The first gravitational wave was detected in September, 2015 and announced in February, 2016.  It’s a pretty cool coincidence that this processing period spanned the date November 25, 2015, the 100th anniversary of publication of Einstein’s general relativity.

In addition, gravitational wave detectors bring the promise of a new generation of observatories.  Classic telescopes detect visible light.  Modern versions such as radio telescopes see outside the spectrum of the human eye, but they are still detecting variants of light, electromagnetic radiation.  Gravitational waves are completely outside the realm of electromagnetics.  They are not obscured by physical objects or dimmed by dust, so observatories such as LIGO have an unobstructed view of them wherever they occur.  They also emerge from very interesting astronomical phenomena that do not emit light.  That includes black holes, of course, and even the big bang.  The oldest electromagnetic radiation in the universe came about 100,000 years after the big bang.  Gravitational wave detectors could pierce that veil and peer indefinitely closer to the actual moment of creation.

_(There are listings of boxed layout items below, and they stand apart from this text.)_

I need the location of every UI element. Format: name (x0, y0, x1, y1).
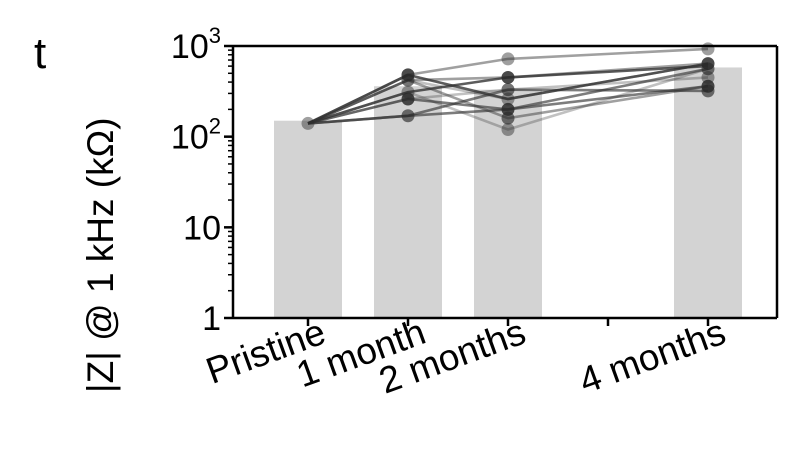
series-line-8 (307, 62, 709, 125)
series-lines-layer (307, 47, 709, 131)
plot-frame (231, 44, 779, 320)
data-point-13 (501, 52, 515, 66)
x-tick-label-4: 4 months (574, 311, 731, 402)
series-line-10 (307, 62, 709, 125)
data-point-1 (301, 116, 315, 130)
data-point-2 (401, 109, 415, 123)
series-line-7 (307, 88, 709, 125)
data-point-9 (501, 102, 515, 116)
y-ticks-layer: 1 10 102 103 (171, 23, 233, 338)
data-point-15 (701, 79, 715, 93)
series-line-4 (307, 64, 709, 125)
data-point-11 (501, 83, 515, 97)
series-line-9 (307, 67, 709, 131)
y-tick-exponent-3: 2 (209, 114, 221, 139)
bar-1 (274, 120, 342, 319)
bar-3 (474, 89, 542, 318)
y-tick-exponent-4: 3 (209, 23, 221, 48)
data-point-18 (701, 57, 715, 71)
y-tick-label-4: 103 (171, 23, 221, 66)
bar-4 (674, 67, 742, 319)
data-point-10 (501, 92, 515, 106)
data-point-7 (501, 122, 515, 136)
y-axis-label: |Z| @ 1 kHz (kΩ) (80, 117, 121, 393)
data-point-6 (401, 68, 415, 82)
panel-label: t (34, 29, 46, 78)
points-layer (301, 42, 715, 136)
y-tick-label-1: 1 (202, 300, 221, 338)
data-point-3 (401, 92, 415, 106)
data-point-4 (401, 85, 415, 99)
bar-2 (374, 86, 442, 318)
series-line-6 (307, 78, 709, 125)
data-point-19 (701, 42, 715, 56)
y-tick-label-2: 10 (183, 209, 221, 247)
data-point-12 (501, 70, 515, 84)
y-tick-label-3: 102 (171, 114, 221, 157)
series-line-11 (307, 84, 709, 125)
bars-layer (274, 67, 742, 319)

What gravitational waves are not

The name “gravitational waves” can be a little misleading.  They are not the normal mechanism by which gravity works.  The earth goes around the sun because of the sun’s gravity, which does warp space-time in the solar system, but in a static field.  There are no gravitational waves emanating from the sun to the earth.  Waves are an exception rather than a rule in GR, simply a consequence of certain asymmetric movements. 

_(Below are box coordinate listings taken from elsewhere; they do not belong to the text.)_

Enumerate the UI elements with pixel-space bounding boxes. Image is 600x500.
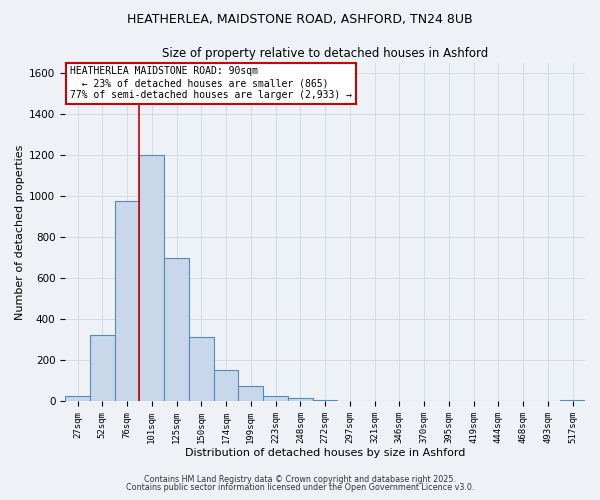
X-axis label: Distribution of detached houses by size in Ashford: Distribution of detached houses by size … <box>185 448 465 458</box>
Bar <box>139 156 164 402</box>
Bar <box>115 202 139 402</box>
Bar <box>288 398 313 402</box>
Bar <box>65 396 90 402</box>
Text: HEATHERLEA MAIDSTONE ROAD: 90sqm
  ← 23% of detached houses are smaller (865)
77: HEATHERLEA MAIDSTONE ROAD: 90sqm ← 23% o… <box>70 66 352 100</box>
Bar <box>238 386 263 402</box>
Bar <box>560 400 585 402</box>
Bar <box>313 400 337 402</box>
Bar <box>189 337 214 402</box>
Text: Contains HM Land Registry data © Crown copyright and database right 2025.: Contains HM Land Registry data © Crown c… <box>144 475 456 484</box>
Bar <box>164 258 189 402</box>
Title: Size of property relative to detached houses in Ashford: Size of property relative to detached ho… <box>162 48 488 60</box>
Text: HEATHERLEA, MAIDSTONE ROAD, ASHFORD, TN24 8UB: HEATHERLEA, MAIDSTONE ROAD, ASHFORD, TN2… <box>127 12 473 26</box>
Bar <box>214 370 238 402</box>
Bar <box>90 334 115 402</box>
Bar <box>263 396 288 402</box>
Y-axis label: Number of detached properties: Number of detached properties <box>15 144 25 320</box>
Text: Contains public sector information licensed under the Open Government Licence v3: Contains public sector information licen… <box>126 484 474 492</box>
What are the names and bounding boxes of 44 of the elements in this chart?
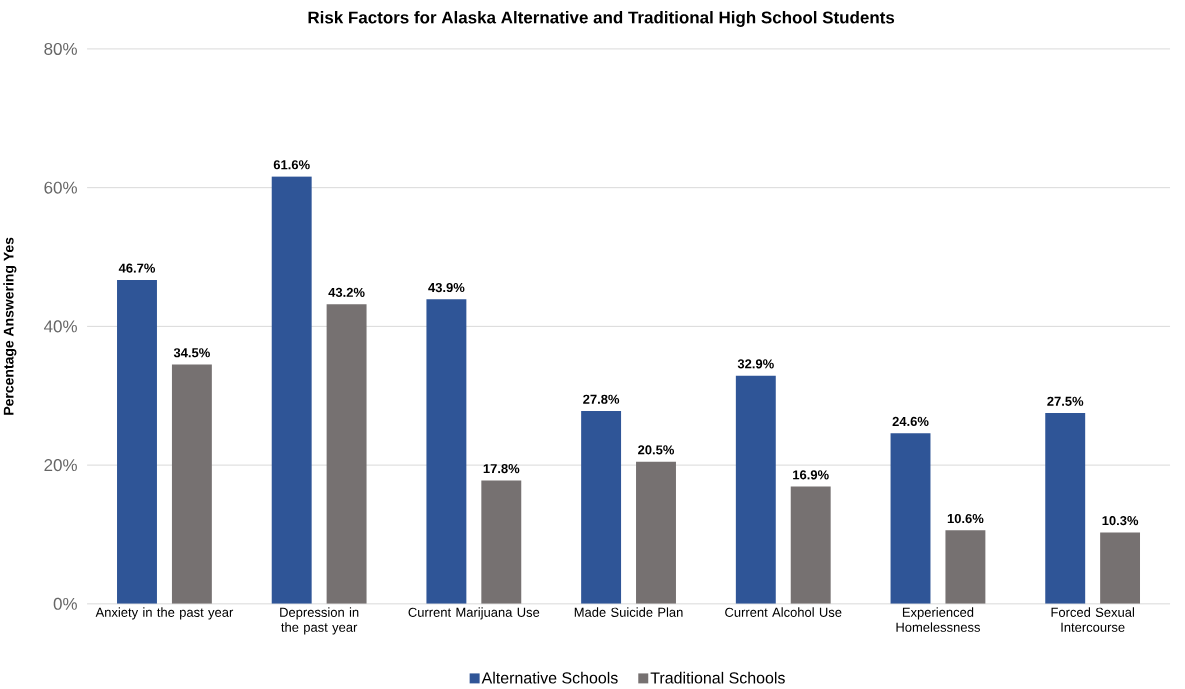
data-label: 24.6% bbox=[892, 416, 929, 427]
data-label: 46.7% bbox=[118, 263, 156, 273]
chart-title: Risk Factors for Alaska Alternative and Traditional High School Students bbox=[308, 11, 895, 27]
data-label: 10.3% bbox=[1102, 516, 1139, 526]
data-label: 27.8% bbox=[583, 394, 620, 404]
x-tick-label: Forced Sexual Intercourse bbox=[1051, 607, 1134, 632]
data-label: 43.2% bbox=[328, 287, 365, 298]
bar bbox=[790, 486, 831, 604]
data-label: 10.6% bbox=[947, 513, 984, 524]
data-label: 16.9% bbox=[793, 470, 829, 480]
legend-label: Traditional Schools bbox=[650, 671, 785, 684]
data-label: 32.9% bbox=[737, 359, 774, 369]
bar bbox=[945, 530, 986, 604]
x-tick-label: Depression in the past year bbox=[280, 607, 359, 635]
bar bbox=[1100, 532, 1141, 604]
data-label: 20.5% bbox=[638, 445, 675, 455]
y-tick-label: 60% bbox=[44, 181, 77, 194]
legend-label: Alternative Schools bbox=[481, 671, 618, 684]
data-label: 34.5% bbox=[173, 348, 210, 358]
bar bbox=[636, 461, 676, 604]
bar bbox=[326, 304, 367, 604]
data-label: 43.9% bbox=[428, 282, 465, 293]
y-tick-label: 20% bbox=[44, 459, 77, 472]
bar bbox=[581, 411, 622, 604]
x-tick-label: Experienced Homelessness bbox=[896, 607, 981, 632]
bar bbox=[735, 375, 776, 604]
bar bbox=[426, 299, 467, 604]
y-tick-label: 40% bbox=[44, 320, 77, 333]
bar bbox=[171, 364, 212, 604]
x-tick-label: Anxiety in the past year bbox=[95, 607, 234, 620]
x-tick-label: Made Suicide Plan bbox=[574, 607, 683, 617]
y-axis-title: Percentage Answering Yes bbox=[3, 237, 17, 415]
bar bbox=[117, 279, 157, 604]
x-tick-label: Current Alcohol Use bbox=[725, 607, 842, 617]
y-tick-label: 80% bbox=[44, 42, 77, 55]
bar bbox=[1045, 413, 1086, 604]
bar bbox=[271, 176, 312, 604]
bar bbox=[481, 480, 522, 604]
data-label: 27.5% bbox=[1047, 396, 1084, 406]
bar bbox=[890, 433, 931, 604]
y-tick-label: 0% bbox=[53, 597, 77, 610]
data-label: 61.6% bbox=[273, 160, 310, 170]
x-tick-label: Current Marijuana Use bbox=[408, 607, 540, 620]
data-label: 17.8% bbox=[483, 464, 520, 474]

It is also important not to confuse gravitational waves with gravitons.  The graviton is a hypothetical construct that some theoreticians use to explain what could cause gravity in the first place (ie why mass warps space-time).  The three other forces of nature (electromagnetism, the weak nuclear interaction, and the strong nuclear force) are all transmitted by strange subatomic units called bosons, which can behave as particles or waves.  The most familiar boson is the photon, the light wave / particle.  Could it be that gravity is also transmitted by bosons?  Nobody knows.  Certainly nobody has ever detected one.  The graviton hypothesis comes at gravity from a very different direction – Einstein came at it cosmologically, on the very large scale, whereas the graviton model emerged from quantum mechanics, the study of the very small.  As for myself, I am skeptical.  Graviton theory is mathematically consistent only if it allows “hidden extra dimensions” for the gravitons to wiggle around like little strings.  It seems to be a non-falsifiable speculation.  To be clear, gravitons did not come out of Einstein’s theory of relativity.  On the other hand, GR only explains how mass warps space-time, not why.  A full understanding of gravity would have to go beyond even Einstein’s imagination.